Published on Mar 8, 2022 by Paul Anderson
What began as a rising tide in post-Derecho, 2020 turned into the perfect storm of high demand and an uncertain supply in 2021. So far, in 2022, the grain markets continue to ride that momentum. China bought record amounts of corn in 2021 and pushed grain markets across the board to highs not seen since 2012. That, combined with very little carryover from the 2020 crop and widespread drought in the Northern Plains, sent end-users scrambling to fill their grain bins. Ultimately, the drought didn’t have the impact that was expected. In fact, 2021’s corn and soybean crops turned out to be the largest in history.

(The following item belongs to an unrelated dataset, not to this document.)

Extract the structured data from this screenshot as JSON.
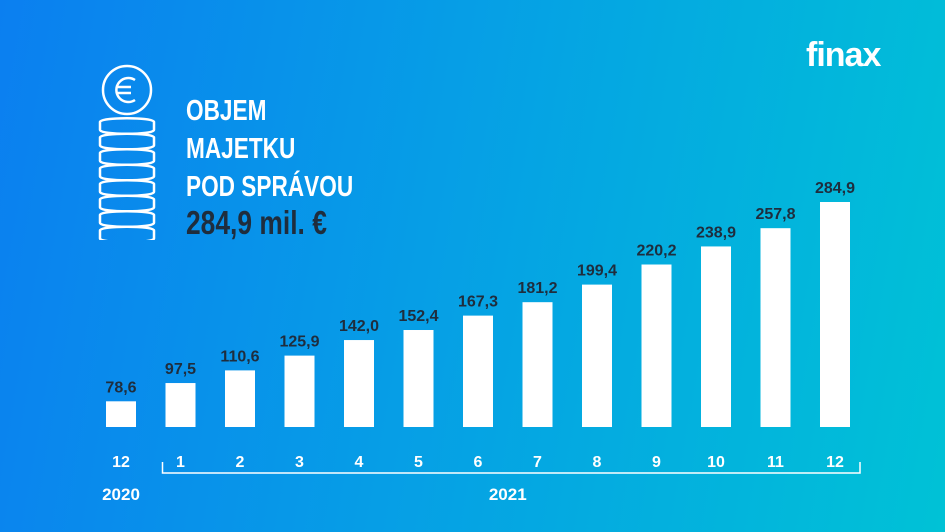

The trend has been upward for both corn and soybeans this year but under a different set of circumstances. After spending most of the winter largely absent from the U.S. grain markets, China has just recently become an active buyer again. Domestic usage has been the primary driver of demand in recent months. Profit margins for ethanol have been strong, and ethanol plants have been running at full capacity. Soybean prices have benefited from the three-month-long bullish run in oil prices and strong demand for bean meal as livestock feed. Hot, dry weather in Brazil and Argentina has also been a factor. Both countries are currently harvesting a smaller than anticipated soybean crop.
The conflict between Russia and Ukraine has created anxiety across the markets in general but could have a particularly strong impact on the grain markets. Russia and Ukraine account for roughly one-third of the world’s wheat exports and nearly one-fifth of the world’s corn exports. Throughout Ukraine, ports and other infrastructure have been closed or damaged, and international grain traders like ADM and Bunge have suspended operations. Millions of bushels of Ukraine’s 2021 corn and wheat crops are essentially frozen in place. Ukrainian farmers would normally start planting the 2022 corn crop in the next couple weeks, but now that is in jeopardy. Banks are closed, and the ability to secure financing is nonexistent. Financing aside, shortages in fuel, seed, fertilizer and machinery operators are all but guaranteed. With two years’ worth of production at stake, this could alter the world grain supply into 2023 and beyond.
The ripple effect from this conflict will extend around the globe. Major grain importing countries like China and Egypt rely on Ukraine as a source of corn and wheat. China, for example, typically buys more corn from Ukraine than it does from the U.S. Unless conditions change soon, importers will have to start looking for alternatives to secure the grain their countries need. The U.S. is well-positioned to fill the void as the only other country in the world with a meaningful amount of corn readily available for export.
Domestically, the outlook is much more positive. Corn and soybean producers are coming off a great year in 2021. Input costs have increased dramatically, but farmers have still had ample opportunity to contract their 2022 crop for a profit. Dry weather could be a threat as the same La Nina weather pattern that influenced the 2021 growing season is still present going into the 2022 growing season. While no two La Nina patterns are the same, it’s likely that there will be some similarities. On top of that, there are all of the other day-to-day challenges that go along with producing a crop. The variables at play are complex, and uncertainty is high, but at least for now, it’s hard to make much of a case for lower grain prices.